Bambini a scuola. Davvero il Coronavirus colpisce in maniera differente a seconda dell’età?

Il pediatra Angelo Ravelli: “I genitori devono capire che un bimbo anche con poche linee di febbre non va mandato a scuola: la leggerezza di uno può provocare disagi a molti”

I bambini sono tornati a scuola. Dobbiamo davvero aspettarci una risalita dei contagi? A rispondere a questa domanda, in un’intervista al Corriere della Sera, è Angelo Ravelli, direttore della clinica pediatrica e reumatologia all’ospedale Gaslini di Genova. “È inevitabile che ci siano nuovi casi di contagio tra insegnanti e bambini, i primi si sono già verificati. Mi aspetto però che rispettando con rigore tutte le misure anticontagio, si raggiunga un plateau. Non mi attendo una crescita esponenziale. I primi giorni sono i più critici, perché ci si sente ansiosi e impreparati – dice il medico – Il sistema di sorveglianza, inteso come genitori e Ats, si deve rodare. I genitori devono capire che un bimbo anche con poche linee di febbre non va mandato a scuola: la leggerezza di uno può provocare disagi a molti”.

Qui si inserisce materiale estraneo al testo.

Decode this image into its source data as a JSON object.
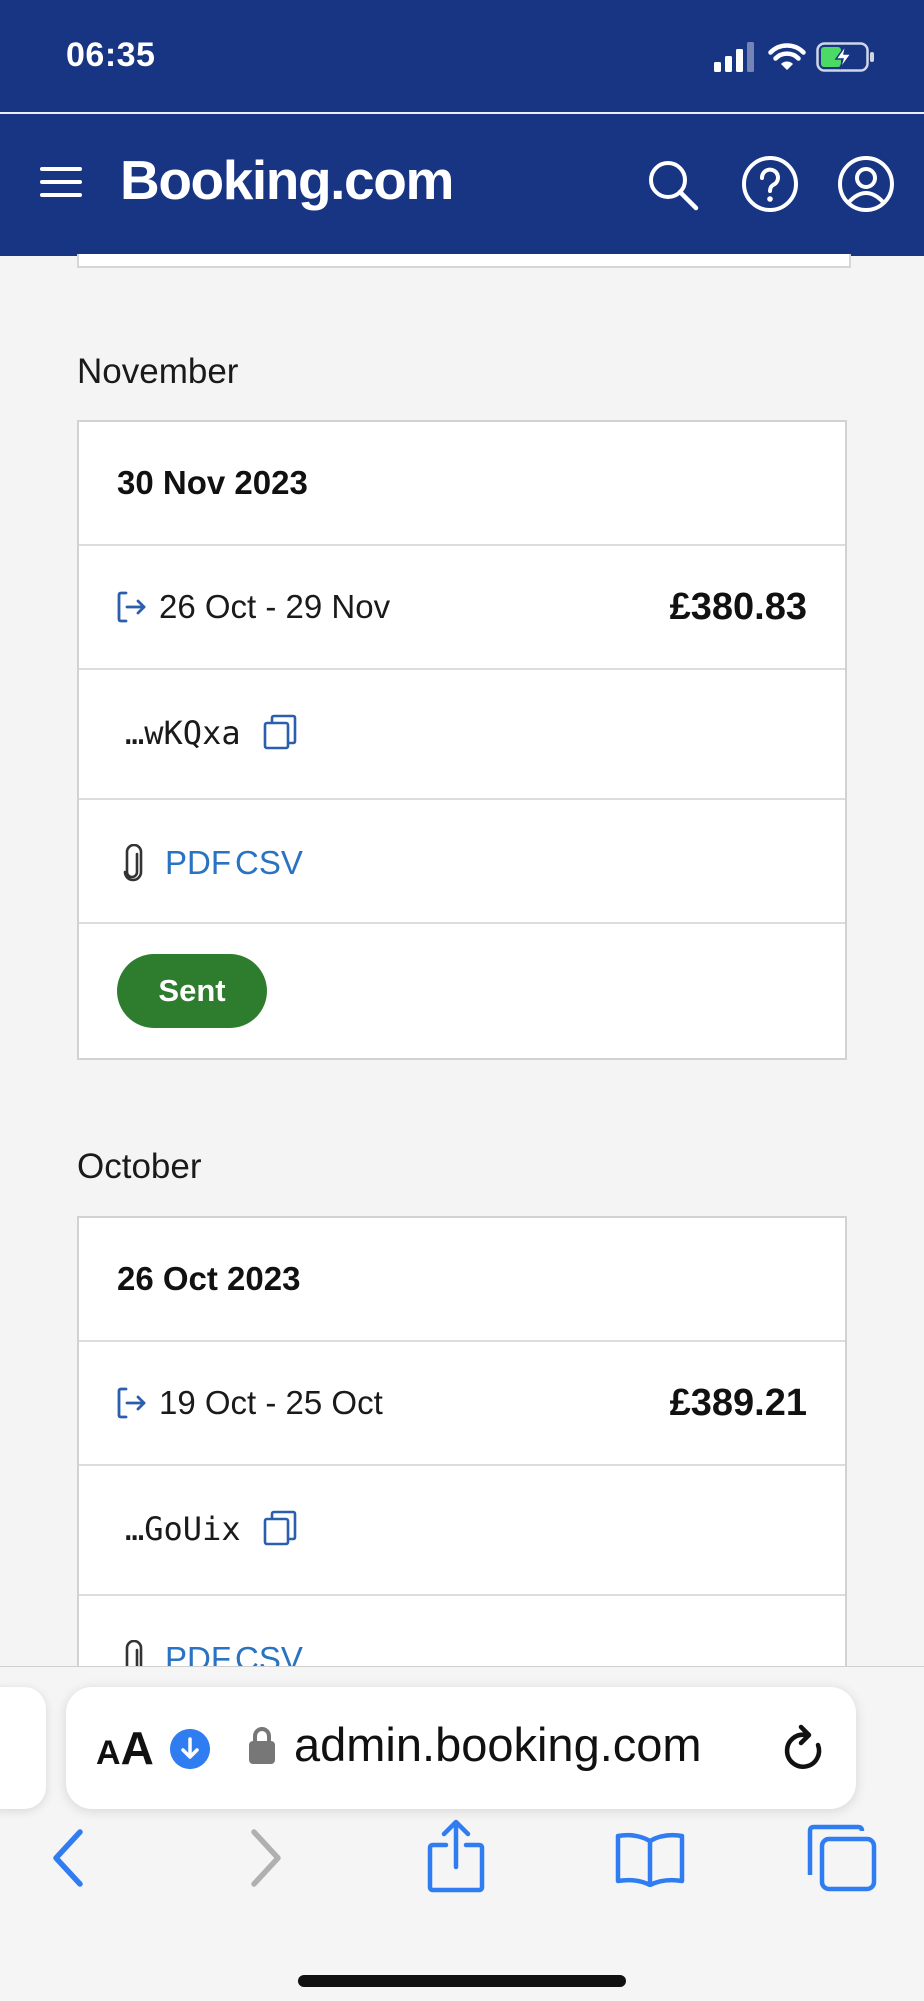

Bambini a scuola e Coronavirus. Il tema della contagiosità

Un’altra domanda riguarda la contagiosità dei bambini. A lungo si è discusso dell’argomento. Ma davvero il Coronavirus colpisce in maniera differente a seconda dell’età? “I bambini – si legge sempre sul Corrierenon sono immuni al virus, ma rispetto al resto della popolazione solo una piccola percentuale di loro necessita di un ricovero ospedaliero. Sotto i 20 anni la suscettibilità a Sars-CoV-2 sembra dimezzata rispetto agli adulti e studi preliminari dicono che sotto i quattro anni si ammalano ancora di meno. Rispetto agli adulti i bambini manifestano tipicamente sintomi più lievi prevalentemente limitati a tosse, mal di gola, poca febbre, talvolta disturbi gastrointestinali. Oggi in Italia nella fascia di età da zero a 18 anni i casi positivi rappresentano il 12,6 per cento dei casi totali e la quota di asintomatici è in media del 70%”.

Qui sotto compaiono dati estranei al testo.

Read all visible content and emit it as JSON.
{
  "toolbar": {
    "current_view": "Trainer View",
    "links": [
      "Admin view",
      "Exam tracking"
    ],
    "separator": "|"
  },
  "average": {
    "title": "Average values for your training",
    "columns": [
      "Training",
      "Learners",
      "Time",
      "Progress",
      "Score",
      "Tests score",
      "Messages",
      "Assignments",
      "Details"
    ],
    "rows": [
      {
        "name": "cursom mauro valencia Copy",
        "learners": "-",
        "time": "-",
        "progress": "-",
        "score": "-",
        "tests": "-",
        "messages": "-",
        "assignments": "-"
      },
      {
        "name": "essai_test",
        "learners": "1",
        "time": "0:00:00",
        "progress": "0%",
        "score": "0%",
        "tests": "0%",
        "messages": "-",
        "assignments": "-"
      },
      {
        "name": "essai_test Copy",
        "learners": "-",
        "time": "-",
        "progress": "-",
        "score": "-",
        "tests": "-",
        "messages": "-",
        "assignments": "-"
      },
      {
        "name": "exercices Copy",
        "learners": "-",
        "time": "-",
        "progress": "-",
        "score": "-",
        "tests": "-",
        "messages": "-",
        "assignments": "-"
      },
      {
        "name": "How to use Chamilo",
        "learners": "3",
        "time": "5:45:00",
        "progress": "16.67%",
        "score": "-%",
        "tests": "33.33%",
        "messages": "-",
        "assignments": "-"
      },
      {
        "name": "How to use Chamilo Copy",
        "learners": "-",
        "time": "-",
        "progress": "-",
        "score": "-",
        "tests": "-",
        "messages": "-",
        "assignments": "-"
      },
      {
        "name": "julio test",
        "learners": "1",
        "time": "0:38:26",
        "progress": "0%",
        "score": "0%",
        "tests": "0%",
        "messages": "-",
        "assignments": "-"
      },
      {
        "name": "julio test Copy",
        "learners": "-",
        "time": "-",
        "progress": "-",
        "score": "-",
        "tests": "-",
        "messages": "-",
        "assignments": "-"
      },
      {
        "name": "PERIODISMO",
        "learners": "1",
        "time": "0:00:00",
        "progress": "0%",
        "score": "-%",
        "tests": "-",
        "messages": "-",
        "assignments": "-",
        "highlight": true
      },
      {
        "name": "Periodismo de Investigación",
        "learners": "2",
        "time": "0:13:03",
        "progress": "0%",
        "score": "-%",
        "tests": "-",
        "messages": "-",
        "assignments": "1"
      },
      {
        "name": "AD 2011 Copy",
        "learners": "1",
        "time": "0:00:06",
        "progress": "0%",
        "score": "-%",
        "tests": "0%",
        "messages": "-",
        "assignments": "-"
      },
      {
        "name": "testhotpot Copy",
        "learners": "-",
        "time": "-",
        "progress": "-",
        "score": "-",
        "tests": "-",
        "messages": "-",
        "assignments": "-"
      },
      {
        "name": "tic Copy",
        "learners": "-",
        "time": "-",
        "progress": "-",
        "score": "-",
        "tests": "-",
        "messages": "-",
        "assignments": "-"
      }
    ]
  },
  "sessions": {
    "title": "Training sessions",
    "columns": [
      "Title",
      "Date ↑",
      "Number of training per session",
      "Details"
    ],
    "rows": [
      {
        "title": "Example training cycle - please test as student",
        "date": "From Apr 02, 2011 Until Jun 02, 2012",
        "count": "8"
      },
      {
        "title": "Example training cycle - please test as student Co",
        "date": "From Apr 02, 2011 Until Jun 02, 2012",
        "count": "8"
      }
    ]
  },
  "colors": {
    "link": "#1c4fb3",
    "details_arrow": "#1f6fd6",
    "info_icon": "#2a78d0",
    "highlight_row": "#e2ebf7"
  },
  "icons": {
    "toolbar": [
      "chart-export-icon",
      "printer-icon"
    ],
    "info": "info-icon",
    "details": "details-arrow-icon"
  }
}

Spiega inoltre ancora Ravelli che “esistono molti studi sulle alte cariche virali dei bambini, ma non c’è dimostrazione per ora che siano in grado di trasmettere il coronavirus alla stessa velocità di un adulto. Il loro ruolo nella trasmissione del virus è ancora incerto”. Tuttavia, aggiunge Il Corriere,anche ì piccoli asintomatici possono trasmettere il virus, soprattutto nei due giorni precedenti alla eventuale insorgenza di sintomi, anche lievi. Paradossalmente proprio l’alto numero di militomatici, una caratteristica dei bambini, può rappresentare un problema perché diventano difficilmente rintracciabili pur essendo in qualche misura contagiosi. Va sottolineato che gli asintomatici, non starnutendo e non tossendo emettono meno particelle infette. A scuola, con la mascherina indossata in modo corretto, le probabilità che una persona infetta ma senza segni dell’infezione possa contagiare gli altri calano drasticamente”.